By the way, the paper "Safety First for Automated Driving" (2019) on page 47 says the following about sensor redundancy:
"As of today, a single sensor is not capable of simultaneously providing reliable and precise detection, classifications, measurements, and robustness to adverse conditions. Therefore, a multimodal approach is required to cover the detectability of relevant entities. In more detail, a combination of the following technologies shall provide suitable coverage for the given specific product:
CAMERA Sensor with the highest extractable information content as sensor captures visible cues similar to human perception. Main sensor for object/feature type classification. Limited precision in range determination, high sensitivity to weather conditions.
LIDAR High-precision measurement of structured and unstructured elements. Medium sensitivity to environment conditions.
RADAR High-precision detection and measurement of moving objects with appropriate reflectivity in radar operation range, high robustness against weather conditions.

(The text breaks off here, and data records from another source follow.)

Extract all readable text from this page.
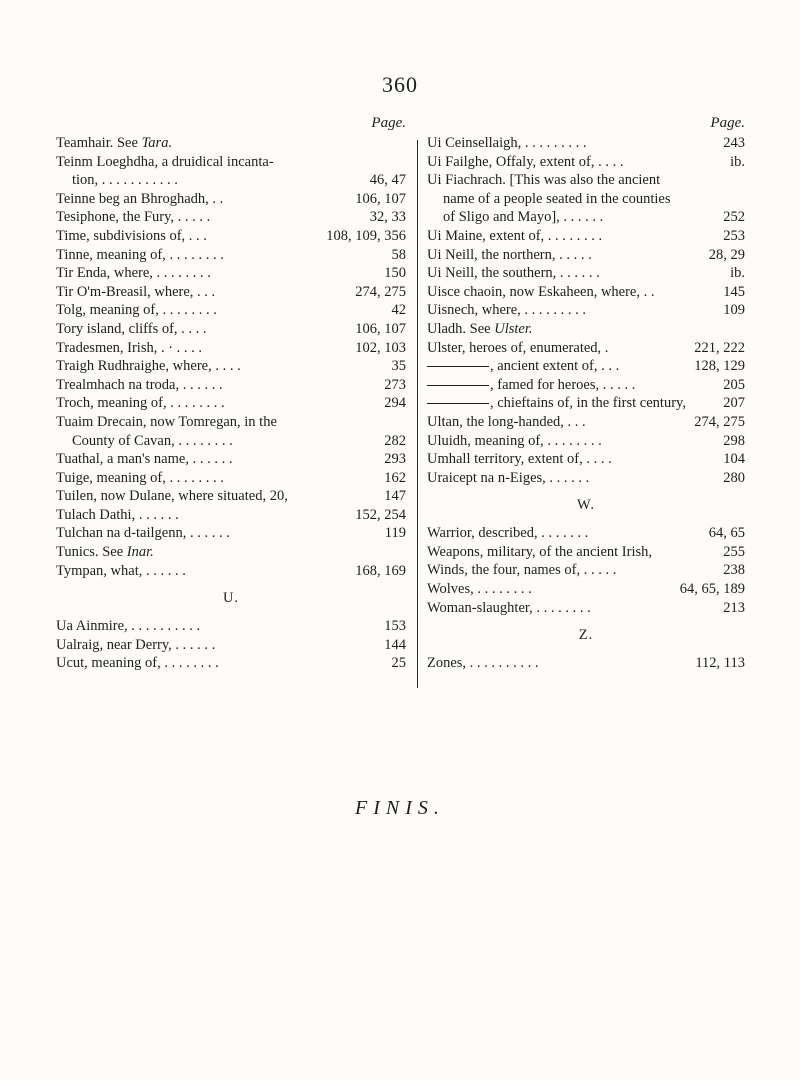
360
Page.
Teamhair. See Tara.
Teinm Loeghdha, a druidical incanta-
tion, . . . . . . . . . . .	46, 47
Teinne beg an Bhroghadh, . .	106, 107
Tesiphone, the Fury, . . . . .	32, 33
Time, subdivisions of, . . .	108, 109, 356
Tinne, meaning of, . . . . . . . .	58
Tir Enda, where, . . . . . . . .	150
Tir O'm-Breasil, where, . . .	274, 275
Tolg, meaning of, . . . . . . . .	42
Tory island, cliffs of, . . . .	106, 107
Tradesmen, Irish, . · . . . .	102, 103
Traigh Rudhraighe, where, . . . .	35
Trealmhach na troda, . . . . . .	273
Troch, meaning of, . . . . . . . .	294
Tuaim Drecain, now Tomregan, in the
County of Cavan, . . . . . . . .	282
Tuathal, a man's name, . . . . . .	293
Tuige, meaning of, . . . . . . . .	162
Tuilen, now Dulane, where situated, 20,	147
Tulach Dathi, . . . . . .	152, 254
Tulchan na d-tailgenn, . . . . . .	119
Tunics. See Inar.
Tympan, what, . . . . . .	168, 169
U.
Ua Ainmire, . . . . . . . . . .	153
Ualraig, near Derry, . . . . . .	144
Ucut, meaning of, . . . . . . . .	25
Page.
Ui Ceinsellaigh, . . . . . . . . .	243
Ui Failghe, Offaly, extent of, . . . .	ib.
Ui Fiachrach. [This was also the ancient
name of a people seated in the counties
of Sligo and Mayo], . . . . . .	252
Ui Maine, extent of, . . . . . . . .	253
Ui Neill, the northern, . . . . .	28, 29
Ui Neill, the southern, . . . . . .	ib.
Uisce chaoin, now Eskaheen, where, . .	145
Uisnech, where, . . . . . . . . .	109
Uladh. See Ulster.
Ulster, heroes of, enumerated, .	221, 222
, ancient extent of, . . .	128, 129
, famed for heroes, . . . . .	205
, chieftains of, in the first century,	207
Ultan, the long-handed, . . .	274, 275
Uluidh, meaning of, . . . . . . . .	298
Umhall territory, extent of, . . . .	104
Uraicept na n-Eiges, . . . . . .	280
W.
Warrior, described, . . . . . . .	64, 65
Weapons, military, of the ancient Irish,	255
Winds, the four, names of, . . . . .	238
Wolves, . . . . . . . .	64, 65, 189
Woman-slaughter, . . . . . . . .	213
Z.
Zones, . . . . . . . . . .	112, 113
FINIS.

ULTRASONIC Well-established near-field sensor capable of detecting closest distances to reflecting entities.
MICROPHONES Public traffic uses acoustic signals to prevent crashes and regulate traffic, e.g. on railway intersections. Thus, devices capturing acoustic signals are required for automation levels where the systems need to react to these."
So a collaboration between engineers from Aptiv, Audi, Baidu, BMW, FCA, Continental, HERE, Infineon, Volkswagen, Daimler, and Intel wrote that a camera-only approach does not work and that an autonomous vehicles needs multiple sensors, including cameras, lidar, radar, ultrasonics and microphones.
I believe this multimodal approach is basically an industry standard for autonomous driving.